Organik tarım faaliyetleri içerisinde arıcılığın önemi büyüktür.
Organik arıcılık yapılan sahalarda çok kıymetli arı ürünleri elde
edilirken polinasyon yoluyla da bitkisel üretimin kalitesinin arttırılması
sağlanmaktadır. Arıcılık, çevrenin, tarım ve orman ürünlerinin
korunmasına, gelişmesine polinasyon (dölleme) ile katkısı bulunan
önemli bir faaliyettir.
Arı kolonilerinden arı ürünü olarak bal, arı sütü, balmumu,
polen, propolis ve arı zehiri elde edilmektedir Tutkun ve Boşgelmez,
2003).

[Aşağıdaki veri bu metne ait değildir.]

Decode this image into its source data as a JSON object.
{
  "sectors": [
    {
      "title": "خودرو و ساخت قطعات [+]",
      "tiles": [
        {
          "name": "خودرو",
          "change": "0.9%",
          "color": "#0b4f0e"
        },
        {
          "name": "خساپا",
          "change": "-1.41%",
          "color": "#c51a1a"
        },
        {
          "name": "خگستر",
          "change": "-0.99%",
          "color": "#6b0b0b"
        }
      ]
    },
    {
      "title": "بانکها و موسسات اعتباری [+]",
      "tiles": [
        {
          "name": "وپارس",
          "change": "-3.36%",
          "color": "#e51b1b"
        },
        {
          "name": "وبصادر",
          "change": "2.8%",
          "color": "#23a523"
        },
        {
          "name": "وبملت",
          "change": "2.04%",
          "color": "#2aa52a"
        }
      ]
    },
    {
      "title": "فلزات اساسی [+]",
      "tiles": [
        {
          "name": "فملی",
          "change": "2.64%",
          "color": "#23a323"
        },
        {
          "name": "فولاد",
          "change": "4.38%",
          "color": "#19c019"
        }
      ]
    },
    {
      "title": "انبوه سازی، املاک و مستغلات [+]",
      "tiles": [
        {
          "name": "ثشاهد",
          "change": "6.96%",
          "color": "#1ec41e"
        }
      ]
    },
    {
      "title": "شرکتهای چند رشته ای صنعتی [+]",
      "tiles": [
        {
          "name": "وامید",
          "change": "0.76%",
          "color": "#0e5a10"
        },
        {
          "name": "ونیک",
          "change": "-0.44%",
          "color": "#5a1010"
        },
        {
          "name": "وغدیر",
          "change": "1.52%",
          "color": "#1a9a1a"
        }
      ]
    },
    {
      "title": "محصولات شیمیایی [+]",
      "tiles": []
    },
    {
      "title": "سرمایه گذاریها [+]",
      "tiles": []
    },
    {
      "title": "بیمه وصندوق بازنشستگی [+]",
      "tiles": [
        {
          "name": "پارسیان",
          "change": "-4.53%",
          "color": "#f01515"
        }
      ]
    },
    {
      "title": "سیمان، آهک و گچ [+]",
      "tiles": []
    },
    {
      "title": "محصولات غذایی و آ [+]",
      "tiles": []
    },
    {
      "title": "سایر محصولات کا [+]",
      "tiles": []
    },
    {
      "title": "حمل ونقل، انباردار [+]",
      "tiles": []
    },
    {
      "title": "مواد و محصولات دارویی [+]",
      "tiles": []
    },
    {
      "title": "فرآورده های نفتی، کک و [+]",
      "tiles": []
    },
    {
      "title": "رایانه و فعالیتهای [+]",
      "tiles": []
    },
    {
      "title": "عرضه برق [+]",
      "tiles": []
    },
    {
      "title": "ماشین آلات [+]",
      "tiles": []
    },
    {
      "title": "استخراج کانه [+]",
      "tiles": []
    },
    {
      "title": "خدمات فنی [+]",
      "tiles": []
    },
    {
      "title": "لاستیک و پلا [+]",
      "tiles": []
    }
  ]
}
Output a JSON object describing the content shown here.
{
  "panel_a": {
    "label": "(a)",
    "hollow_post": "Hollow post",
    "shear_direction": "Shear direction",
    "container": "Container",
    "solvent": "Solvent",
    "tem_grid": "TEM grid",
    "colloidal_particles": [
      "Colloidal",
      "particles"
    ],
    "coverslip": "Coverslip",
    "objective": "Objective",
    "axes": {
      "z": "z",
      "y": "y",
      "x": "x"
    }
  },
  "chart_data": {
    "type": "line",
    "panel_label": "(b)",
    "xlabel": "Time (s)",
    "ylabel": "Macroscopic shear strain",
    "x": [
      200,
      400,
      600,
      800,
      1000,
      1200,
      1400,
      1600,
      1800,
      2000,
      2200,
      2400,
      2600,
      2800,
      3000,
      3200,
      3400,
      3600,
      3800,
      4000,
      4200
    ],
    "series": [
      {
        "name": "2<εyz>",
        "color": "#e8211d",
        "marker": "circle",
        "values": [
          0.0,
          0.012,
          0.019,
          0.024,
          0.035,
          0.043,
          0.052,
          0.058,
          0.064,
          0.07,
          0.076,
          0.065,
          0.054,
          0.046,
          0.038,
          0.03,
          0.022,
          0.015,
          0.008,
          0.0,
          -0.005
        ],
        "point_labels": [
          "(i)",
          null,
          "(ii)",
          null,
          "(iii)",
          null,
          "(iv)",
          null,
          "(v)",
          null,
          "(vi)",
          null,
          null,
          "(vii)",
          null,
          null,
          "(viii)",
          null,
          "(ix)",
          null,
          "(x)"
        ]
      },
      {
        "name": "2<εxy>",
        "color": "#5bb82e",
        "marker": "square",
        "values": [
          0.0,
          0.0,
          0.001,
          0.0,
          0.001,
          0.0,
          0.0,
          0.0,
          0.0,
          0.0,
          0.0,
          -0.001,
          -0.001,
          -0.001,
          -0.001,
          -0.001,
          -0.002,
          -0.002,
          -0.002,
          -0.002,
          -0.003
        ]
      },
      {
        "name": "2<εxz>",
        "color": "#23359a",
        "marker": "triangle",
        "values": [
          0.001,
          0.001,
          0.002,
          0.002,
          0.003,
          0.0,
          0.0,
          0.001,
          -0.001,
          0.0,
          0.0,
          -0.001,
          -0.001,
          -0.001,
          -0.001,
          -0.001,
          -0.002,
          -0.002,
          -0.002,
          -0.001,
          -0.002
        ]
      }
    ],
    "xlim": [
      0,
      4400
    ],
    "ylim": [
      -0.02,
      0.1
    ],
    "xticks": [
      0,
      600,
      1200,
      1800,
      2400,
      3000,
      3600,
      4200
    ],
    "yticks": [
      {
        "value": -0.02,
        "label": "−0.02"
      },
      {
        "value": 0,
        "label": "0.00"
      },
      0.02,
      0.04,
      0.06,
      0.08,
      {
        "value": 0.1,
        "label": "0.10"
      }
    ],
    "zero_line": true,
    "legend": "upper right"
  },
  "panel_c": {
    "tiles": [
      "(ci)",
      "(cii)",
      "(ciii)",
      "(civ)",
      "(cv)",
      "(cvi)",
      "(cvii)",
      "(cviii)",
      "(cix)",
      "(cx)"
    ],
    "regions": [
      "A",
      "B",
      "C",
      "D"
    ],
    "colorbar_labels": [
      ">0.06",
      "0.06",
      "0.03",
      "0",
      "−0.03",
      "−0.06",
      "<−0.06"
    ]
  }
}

Türkiye, doğal yapı ve nektar kaynakları bakımından çok zengin
olup, beş milyonu aşkın koloni varlığı ile de oldukça önemli bir
potansiyele sahip konumdadır.
Organik arıcılık; doğada bulunan nektar, polen, su ve propolisin
arılar tarafından toplanarak çeşitli arı ürünlerine dönüştürülmeleri
işleminde, üretimden tüketime kadar tüm aşamalarında suni
besleme ve kimyasal ilaçlama yapmadan, organik tarım alanlarında
veya doğal yapısı bozulmamış florada her aşaması kontrollü ve sertifikalı
yapılan arıcılık faaliyetlerine denir (Kurt, 2007).

Hiç yorum yok:

Yorum Gönder

....

..............................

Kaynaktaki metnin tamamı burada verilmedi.